Special Considerations When Extracting Plant Proteins

There is simply no other way around it. You need to break down the walls (the cell wall, that is) to extract the good stuff. While you can easily accomplish this task when extracting proteins from mammalian cells (they have no cell walls to begin with), it can be more difficult when you are working with plants, yeast, bacteria, fungi and Archaea. These organisms have rigid cell walls that protect the basic cell structure against destructive mechanical forces.

Cell Walls 101
The unique composition of cell walls makes it difficult for researchers to extract their protein of interest. Most plant cell walls are usually composed of a primary and a secondary membrane. The primary membrane is made up of cellulose (a polysaccharide derived from glucose), pectin and hemicelluloses while the secondary membrane usually contains lignin, a complex organic molecule which makes up the wood of trees.

Algaecell walls are also made up of cellulose and other polysaccharides (mannan or xylan) while bacterial cell walls are composed of peptidoglycan (murein), a polymer consisting of sugars and amino acids that forms a strong mesh-like layer outside the plasma membrane.

The cell walls of most fungi are made up of chitin, the same material that forms the exoskeleton of arthropods while Archaea (single-celled microorganisms with no cell nucleus or any membrane-bound organelles in their cells) have cell walls made up of pseudopeptidoglycan, a polysaccharide that closely resembles peptidoglycan.

Breaking Down the Walls: Some Special Considerations
To extract your protein of interest from your starting material, you need to break down the cell wall or cell membrane without compromising the integrity of your protein. In addition, you also need to take into account the downstream application for the extracted protein when choosing the most appropriate cell lysis method. While this may seem like a no-brainer, this can be an especially tall order since these two often run counter to each other.

So, what are the methods that can help you tear down these rigid cell walls and how do you choose one that will satisfy all the requirements mentioned earlier? Here are some things you need to consider.

Mechanical methods involve sheer force in cracking the cell walls open. They do not require any reagents that may interfere with your protein of interest.

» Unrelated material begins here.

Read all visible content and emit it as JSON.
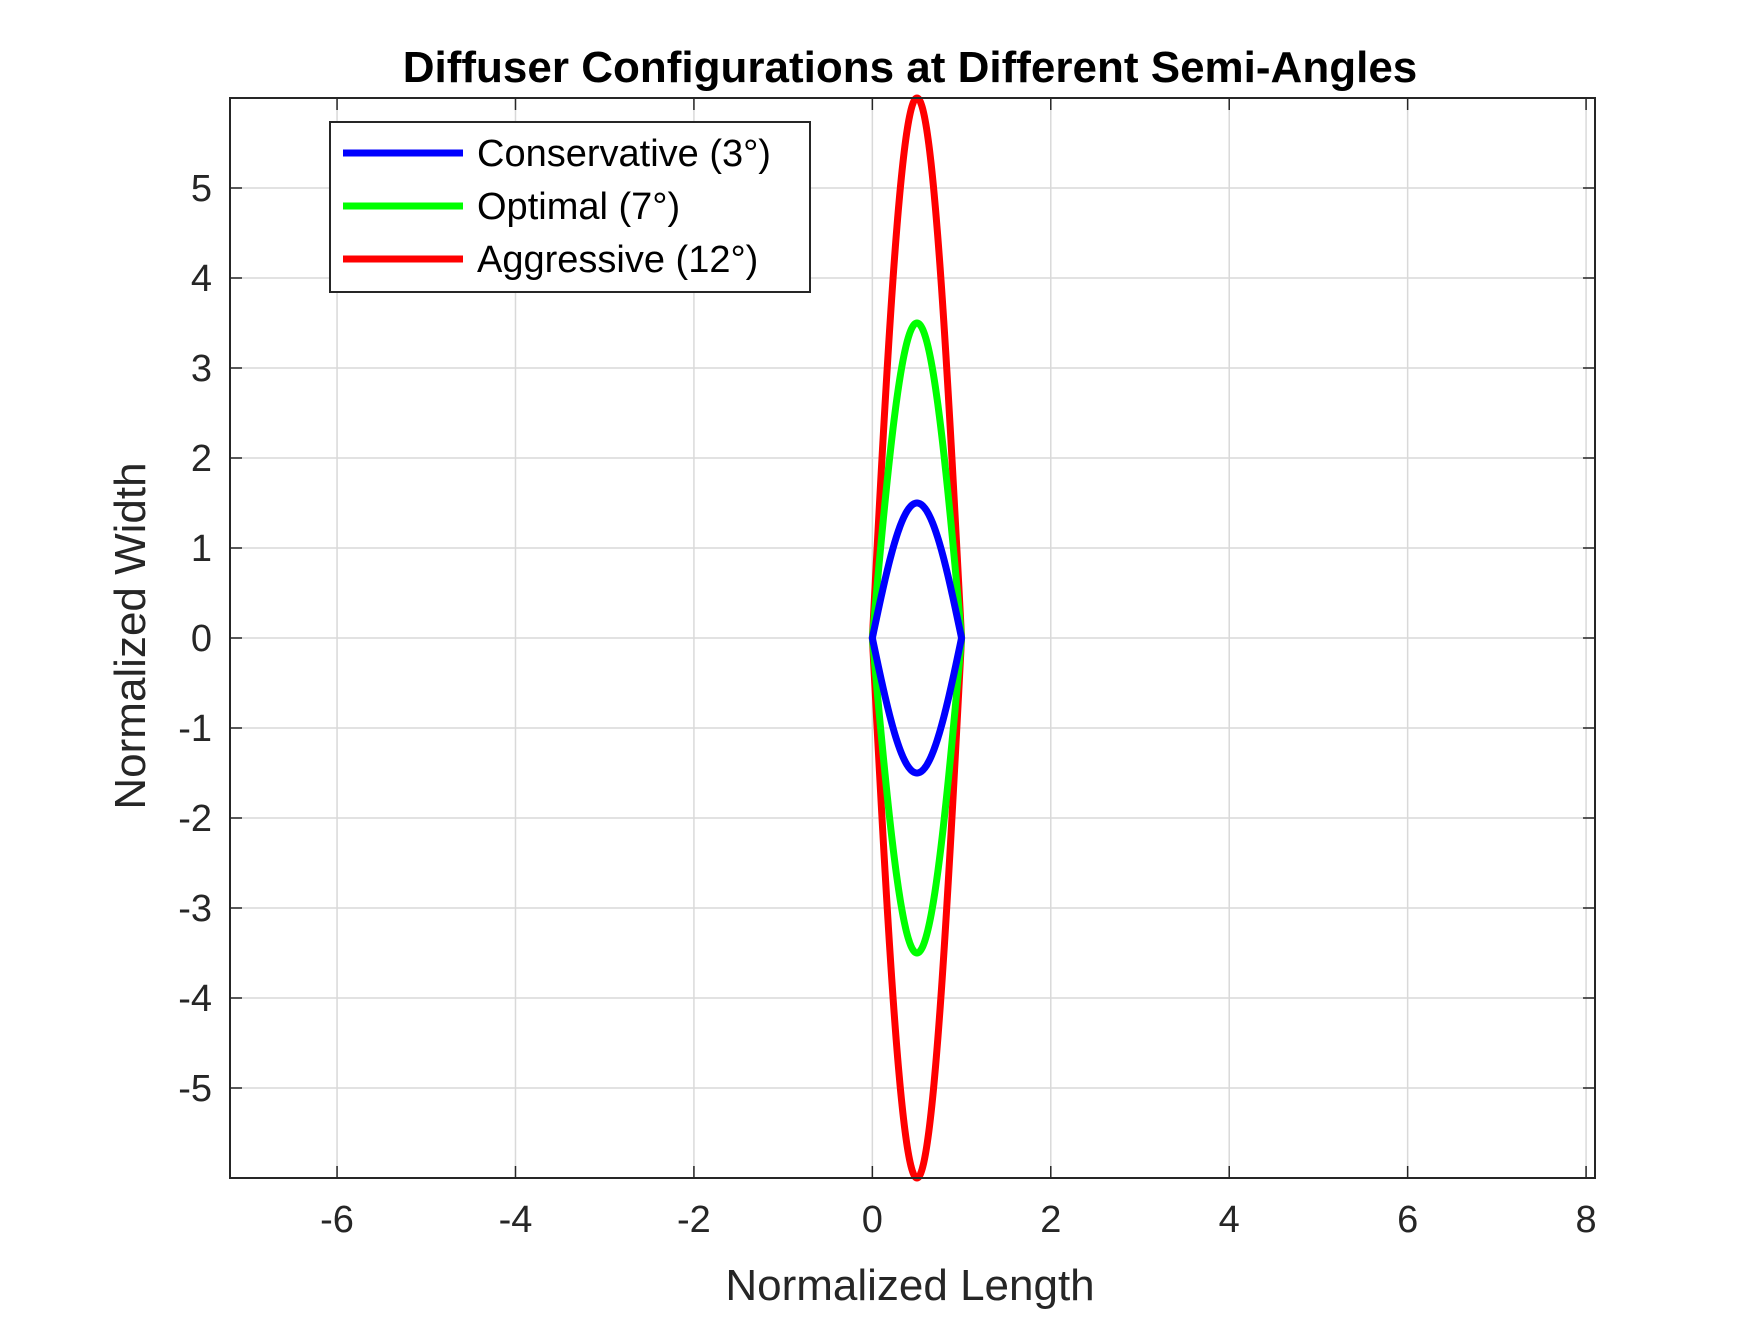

• Mortar and pestle technique. This method uses liquid nitrogen in grinding the sample and is considered as the fastest and most efficient way of extracting plant proteins and DNA. However, this method can be messy and physically demanding. It also poses a significant risk due to the amount of liquid nitrogen used.
• Beadbeating. This method can be used for any type of cell and is best used when working with large volumes of sample. However, since the apparatus can be very expensive, not everyone can afford to use this method.
• Sonication. This uses high intensity sound waves to disrupt cells. Its ease of use and adaptability to varying sample volumes makes it extremely popular but it also produces a lot of noise and can be extremely time-consuming. Overheating may also occur that damages or denatures proteins.
• Homogenization. This method is performed by squeezing cells through a tube to shear the outer layer (French Press) or by using a rotor-stator processor. Ideally used for small volumes and cultured cells. No an ideal technique for rigid cell walls.
• Freeze-thaw technique. The samples are frozen in a dry ice and/or ethanol bath or freezer and then thawed at room temperature or 37°C. The cells swell as ice crystals form during the freezing process. The thawing process causes the ice crystals to contract and ultimately break. 
• Use of high temperatures. The use of microwave or autoclaving quickly disrupts bonds within cell walls. However, this method can denature proteins so it should not be considered for samples that are sensitive to heat.

Non-mechanical methods use a combination of chemicals and mechanical force to break down cell wall components.

• Naturally occurring enzymes (cellulases, chitinase and/or bacteriolytic enzymes) can be used to remove the cell wall. 
• Organic solvents (alcohols, ether or chloroform) are often used in combination with shearing forces to increase the permeability of cell walls and membranes. This method is extremely helpful in extract hydrophobic molecules such as plant pigments.